Wednesday, August 15, 2012

"Mama, I love you, I won't leave you"

Natalie has been home with us for 1 1/2 years-the same amount of time she spent in the orphanage.  She now has as many memories of her new life as her old.  She has made unprecedented progress in such a short time.  Often, older children coming out of orphanages are behind developmentally for years.  Natalie is now at least in the 50th percentile or higher, physically and intellectually, and we have seen great strides in her emotional development.  She is truly an amazing individual.  In only 5 months she went from putting three words together, most times unrecognizable, to speaking in complete understandable sentences-in English (her second language).  She has definitively developed her own personality.  She is sensitive and intuitive: one morning last week I was not feeling well.  I was sitting there on the edge of the bed and she crawled in the bed, came up behind me, put her arms around me, and said "Don't worry Mama, I take care of you" and gave me a big hug.  She is persistent and determined:  we were at the park, and there were lots of other children there that day.  Natalie wanted to play on an apparatus that was occupied by two boys, about ages 4 and 6.  When she tried to join them they would yell, "get off" and throw mean looks her direction.  She would proceed to get off, analyze the situation, and get right back on.  At one point the older boy pushed her away, in hopes that she would get his point.  She came right back.  The grandfather of the boys warned me to keep an eye on the older one because he could be a little rough.  I looked at Natalie and responded, "I think my daughter can hold her own."  It wasn't long before the three of them (the boys and Natalie) were playing together and having great fun.  (She seems to be "gravitating" towards boys-older boys-oh my, look out!)  She is observant and cautiously curious.  And she can be serious and silly.  She's just BEAUTIFUL! 

One of the very thoughtful gifts I received at the "toddler shower" (last year-after arriving home from China) was a picture frame with "Gotcha Day" and the date inscribed on it.  For Brad and I that day was both an anxious, exhilarating, happy, and heart breaking day.  But for Natalie it was sad, confusing and terrifying.  Not one picture from that day shows a "happily ever after" family.   For months the frame remained empty-void of a picture.  Then a good friend told me that she had a framed picture of their adopted daughter from her Gotcha Day and every time she looks at it, it is a reminder of the trauma her daughter endured.  So I put Natalie's sad picture in that frame.  The other day Natalie came into our room.  She said, "I want to show you something Mama."  I asked her what it was.  She immediately walked over to that picture, picked it up and said, "this is me.  I was very sad, I did not know my Mama and my Dada."  She is very perceptive.  The past couple weeks she has become very interested in "her" story and "her" pictures, and can recite her adoption story as only a three year old can. 
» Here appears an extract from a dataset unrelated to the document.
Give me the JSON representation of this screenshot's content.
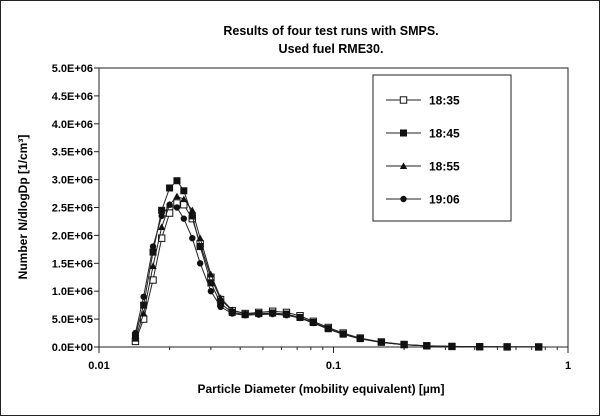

Last year she was desperately attached to me-out of fear of being abandoned yet again- but she feared intimacy, physically and emotionally rejecting the love we showered upon her.  She treated me like a "caretaker" and Brad like a monster to be feared.  In the orphanage, she learned that the only way to get attention was to smile and put on a show for others.  In public, everyone thought she was cute, adorable and 'oh so normal'.  But, at home, she literally pushed us away, just to see if we would really love her and not leave her- with sleepless nights from night terrors, nightmares and regressive emotions.  Each time I became discouraged, I looked at that "Gotcha Day" photo as my reminder to remain patient and understanding of the trauma she has endured.  Today she is an overly energetic preschooler who loves hugs and kisses (and to be tickled) from Mama and Dada.  She lives for our undivided attention, and doesn't cling to me out of fear, so much anymore.  Everynight she says "I love you, I'm not going to leave you."


After a year of quiet and limited stimulation, Brad and I have been having great fun watching Natalie experience new things, like Hershey Park.
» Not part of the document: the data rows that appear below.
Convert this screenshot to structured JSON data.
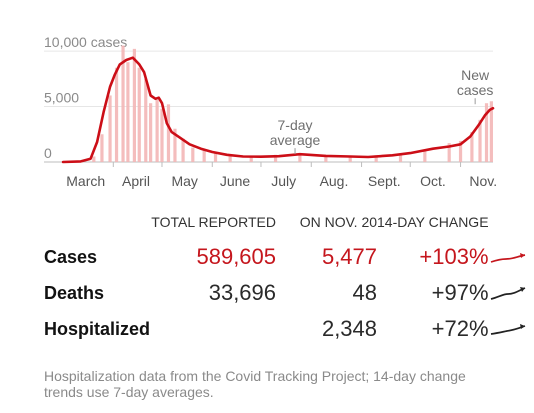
{
  "chart_data": {
    "type": "bar",
    "title": "",
    "xlabel": "",
    "ylabel": "",
    "ylim": [
      0,
      11000
    ],
    "yticks": [
      0,
      5000,
      10000
    ],
    "ytick_labels": [
      "0",
      "5,000",
      "10,000 cases"
    ],
    "x_months": [
      "March",
      "April",
      "May",
      "June",
      "July",
      "Aug.",
      "Sept.",
      "Oct.",
      "Nov."
    ],
    "x_range": [
      "2020-03-01",
      "2020-11-21"
    ],
    "series": [
      {
        "name": "New cases",
        "kind": "bars",
        "color": "#f3b6b6",
        "x": [
          "2020-03-20",
          "2020-03-25",
          "2020-03-30",
          "2020-04-03",
          "2020-04-07",
          "2020-04-10",
          "2020-04-14",
          "2020-04-17",
          "2020-04-21",
          "2020-04-24",
          "2020-04-28",
          "2020-05-01",
          "2020-05-05",
          "2020-05-09",
          "2020-05-14",
          "2020-05-20",
          "2020-05-27",
          "2020-06-03",
          "2020-06-12",
          "2020-06-25",
          "2020-07-10",
          "2020-07-25",
          "2020-08-10",
          "2020-08-25",
          "2020-09-10",
          "2020-09-25",
          "2020-10-10",
          "2020-10-25",
          "2020-11-01",
          "2020-11-08",
          "2020-11-13",
          "2020-11-17",
          "2020-11-20"
        ],
        "values": [
          500,
          2500,
          6000,
          8500,
          10500,
          9000,
          10200,
          8500,
          7500,
          5300,
          5600,
          4800,
          5200,
          3000,
          2100,
          1300,
          1100,
          800,
          600,
          500,
          650,
          700,
          550,
          500,
          600,
          700,
          1100,
          1700,
          1900,
          2700,
          3800,
          5300,
          5477
        ]
      },
      {
        "name": "7-day average",
        "kind": "line",
        "color": "#cc0e17",
        "x": [
          "2020-03-01",
          "2020-03-12",
          "2020-03-18",
          "2020-03-22",
          "2020-03-26",
          "2020-03-30",
          "2020-04-02",
          "2020-04-05",
          "2020-04-09",
          "2020-04-13",
          "2020-04-17",
          "2020-04-20",
          "2020-04-24",
          "2020-04-27",
          "2020-04-29",
          "2020-05-01",
          "2020-05-04",
          "2020-05-07",
          "2020-05-12",
          "2020-05-18",
          "2020-05-25",
          "2020-06-01",
          "2020-06-10",
          "2020-06-20",
          "2020-07-01",
          "2020-07-12",
          "2020-07-25",
          "2020-08-10",
          "2020-08-25",
          "2020-09-05",
          "2020-09-20",
          "2020-10-01",
          "2020-10-15",
          "2020-10-25",
          "2020-11-01",
          "2020-11-07",
          "2020-11-12",
          "2020-11-16",
          "2020-11-19",
          "2020-11-21"
        ],
        "values": [
          0,
          50,
          300,
          1800,
          4500,
          6800,
          7900,
          8800,
          9200,
          9400,
          8800,
          8100,
          6000,
          5700,
          5800,
          5300,
          3500,
          2700,
          2200,
          1600,
          1200,
          900,
          650,
          500,
          480,
          520,
          700,
          550,
          500,
          450,
          600,
          800,
          1200,
          1400,
          1600,
          2300,
          3300,
          4200,
          4700,
          4850
        ]
      }
    ],
    "annotations": [
      {
        "text_lines": [
          "7-day",
          "average"
        ],
        "date": "2020-07-22",
        "value": 800
      },
      {
        "text_lines": [
          "New",
          "cases"
        ],
        "date": "2020-11-10",
        "value": 5300
      }
    ]
  },
  "table": {
    "headers": [
      "",
      "TOTAL REPORTED",
      "ON NOV. 20",
      "14-DAY CHANGE"
    ],
    "rows": [
      {
        "label": "Cases",
        "total": "589,605",
        "day": "5,477",
        "change": "+103%",
        "trend_color": "#c5161d"
      },
      {
        "label": "Deaths",
        "total": "33,696",
        "day": "48",
        "change": "+97%",
        "trend_color": "#222222"
      },
      {
        "label": "Hospitalized",
        "total": "",
        "day": "2,348",
        "change": "+72%",
        "trend_color": "#222222"
      }
    ]
  },
  "footnote": "Hospitalization data from the Covid Tracking Project; 14-day change trends use 7-day averages."
}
Now that she understands the language, she loved Easter, and we got her first Easter basket! (Can you tell she loves the Pooh characters?)

She is no longer afraid of water.  She got into the creek and pool for the first time this year, and we are having a hard time keeping her out of water-she has to play in the kitchen sink when I wash dishes, she stomps in puddles and loves being sprayed with the hose.  We are headed to the beach in a couple of weeks, and now that she is no longer afraid of sand, we are looking forward to watching her play in God's giant sand box!

Now my silly girl is ready for preschool this September.  She loves to play with other children.  Each new child she meets instantly become her "new best friends".  (Oh my, the innocence of children-why does it become so complicated as we get older?)